This seems to be a mandatory thing– having to recall all the events that happened within one year.
I can tell you that from the start, it was a hopeful beginning. There were new things were waiting for me to begin, and I was hopeful of the new possibilities that I didn’t know about that might come my way.
There were A LOT of possibilities, but what this year taught me is that not all possibilities come to fruition no matter how much you want it to. Nor is it what you’ve expected. I take this year to be some sort of lesson. Even though I can easily recount the happy and good memories, I can also easily say that it taught me some really tough lessons. Lesson that make me feel so old now, but in hindsight, feels necessary.
I won’t go into detailed accounts what causes, but I’ll list down the lessons instead.
I’ve only just recently started admitting this to the close people in my life– and I actually realized that no matter how much I’ve grown this hasn’t exactly solved itself.
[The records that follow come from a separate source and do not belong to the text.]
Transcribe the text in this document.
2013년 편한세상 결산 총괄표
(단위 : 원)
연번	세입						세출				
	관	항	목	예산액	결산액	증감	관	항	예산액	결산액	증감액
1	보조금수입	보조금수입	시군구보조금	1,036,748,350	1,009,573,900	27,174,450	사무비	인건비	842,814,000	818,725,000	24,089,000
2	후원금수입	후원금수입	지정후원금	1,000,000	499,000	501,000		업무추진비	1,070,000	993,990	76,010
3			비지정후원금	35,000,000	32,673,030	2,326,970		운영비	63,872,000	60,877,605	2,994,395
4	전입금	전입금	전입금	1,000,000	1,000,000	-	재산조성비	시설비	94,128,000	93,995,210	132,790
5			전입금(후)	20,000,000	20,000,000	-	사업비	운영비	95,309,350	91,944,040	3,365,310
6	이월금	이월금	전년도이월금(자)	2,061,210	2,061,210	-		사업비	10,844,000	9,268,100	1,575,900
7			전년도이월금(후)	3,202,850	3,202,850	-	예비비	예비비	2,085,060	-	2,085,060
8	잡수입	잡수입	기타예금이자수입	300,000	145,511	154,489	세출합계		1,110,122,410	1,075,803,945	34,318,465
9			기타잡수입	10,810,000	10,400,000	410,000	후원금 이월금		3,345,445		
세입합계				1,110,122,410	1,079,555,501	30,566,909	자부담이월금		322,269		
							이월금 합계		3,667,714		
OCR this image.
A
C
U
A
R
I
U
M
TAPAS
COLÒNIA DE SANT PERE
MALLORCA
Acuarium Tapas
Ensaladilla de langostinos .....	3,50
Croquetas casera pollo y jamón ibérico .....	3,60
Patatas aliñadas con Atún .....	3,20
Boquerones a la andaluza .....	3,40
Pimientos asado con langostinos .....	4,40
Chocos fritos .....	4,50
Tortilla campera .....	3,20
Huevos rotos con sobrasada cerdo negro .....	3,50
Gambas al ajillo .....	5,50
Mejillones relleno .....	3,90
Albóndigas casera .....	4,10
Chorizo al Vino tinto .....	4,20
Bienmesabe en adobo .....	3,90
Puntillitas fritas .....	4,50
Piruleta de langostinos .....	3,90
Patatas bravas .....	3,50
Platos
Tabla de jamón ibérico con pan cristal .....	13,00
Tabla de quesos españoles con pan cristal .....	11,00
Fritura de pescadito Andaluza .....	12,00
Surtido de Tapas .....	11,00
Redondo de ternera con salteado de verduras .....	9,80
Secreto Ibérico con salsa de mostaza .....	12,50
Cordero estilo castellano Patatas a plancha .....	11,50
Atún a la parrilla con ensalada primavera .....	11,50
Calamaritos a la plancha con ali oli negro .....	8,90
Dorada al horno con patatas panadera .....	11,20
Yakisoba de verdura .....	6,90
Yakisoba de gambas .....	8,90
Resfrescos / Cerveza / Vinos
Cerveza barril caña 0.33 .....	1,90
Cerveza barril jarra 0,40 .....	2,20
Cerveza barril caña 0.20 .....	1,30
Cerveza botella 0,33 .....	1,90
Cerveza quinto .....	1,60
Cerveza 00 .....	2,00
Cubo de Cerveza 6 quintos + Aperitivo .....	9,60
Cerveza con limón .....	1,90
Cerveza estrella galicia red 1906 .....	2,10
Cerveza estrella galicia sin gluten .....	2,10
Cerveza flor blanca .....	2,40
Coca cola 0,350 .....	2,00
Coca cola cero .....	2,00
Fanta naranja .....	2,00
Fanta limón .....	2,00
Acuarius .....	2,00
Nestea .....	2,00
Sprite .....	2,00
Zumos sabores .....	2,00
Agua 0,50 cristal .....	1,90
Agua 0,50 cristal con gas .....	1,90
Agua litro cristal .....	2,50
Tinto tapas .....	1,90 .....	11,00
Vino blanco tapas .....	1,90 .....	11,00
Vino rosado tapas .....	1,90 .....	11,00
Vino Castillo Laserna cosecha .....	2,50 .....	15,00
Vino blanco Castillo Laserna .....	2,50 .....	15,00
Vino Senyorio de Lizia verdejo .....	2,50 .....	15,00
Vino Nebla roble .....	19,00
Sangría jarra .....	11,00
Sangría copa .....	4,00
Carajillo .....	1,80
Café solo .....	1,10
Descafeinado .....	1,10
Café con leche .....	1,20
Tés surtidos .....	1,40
As a child, I’ve always struggled with confidence. It’s more than the shyness and reserved nature. It’s down-right believing that you’re at the bottom of a well, and you’re probably not worthy enough to climb out.
Even though I told myself that I’ve accepted myself– I am a grown woman after all– it seemed that instead of accepting the whole package of capabilities that I have, I’ve accepted that low self-worth. And for twenty-five long years, carried it with me. The only way I knew how to prove my self worth was to be the ultimate perfectionist, ensuring everything HAD to go right, according to plan, or else I am worth nothing.
I also HAD to look like I was striving for more, for something that I wasn’t even that interested in, again believing that if I hadn’t, I wouldn’t fit in, or that I wasn’t good enough.
It took a professional course to shed light on this issue, providing a different perspective (hopefully a healthy one) that it’s okay to be different. It’s okay to fail, and most of all, it’s okay to be flawed. I am not a lesser person for not being able to accomplish something because I’m human at the end of the day, and there are things that are outside of my control.
This year, I did something that I’ve wanted to do for SO LONG. And that’s to attend Book Expo America. It was a surreal moment for me, going to New York, meeting people, and then meeting authors that I’ve looked up to. Even though I was a foreigner, I felt so at home. As I clutched signed books to my chest, and tweeted, and instagram-ed, I felt like I was in my skin again. Coming back home, and still reliving that trip through blog post after blog post– I felt so alive in what I do, which is not only to read, but to spread the word on what to read. I loved doing it, and even though I lack the time these days, the trip renewed my resolve to keep doing what I loved doing.
That included writing of course. Although the year started with a couple of poems and half finished stories, I still feel like I’ve written more this year than I did a year ago- and I’m proud of myself for it. I did struggle to finish that online writing class though, but I’m not giving up on it. One of the thing that I’m proud of (and secretly impressed with myself that I’ve kept going this far) is the 100 Days Writing Challenge (which you can check on on my instagram account!). I’ve surprised myself in this project, and hopefully, good things will come out of it.
Beyond the Self
Towards the end of the year, something happened that shook me up. I wasn’t alone in this, but I felt like I couldn’t speak about it, and if I did, to only a few people I trusted. Between me and myself, I asked the exhausted question of why (which was only slightly helpful). In some way, trying to survive the dull pain in me was quite a task. But in that moment, I’ve seen the beauty of people when they come together to support and care for each other. I’ve seen, and I’ve learned the lesson, that I am not alone.
There were other tedious events that happened this year which shuffled a lot of things I thought were a priority but weren’t. But what I am completely grateful for this year, is that it tested the boundaries of myself, where I started at, and where I am stable the most.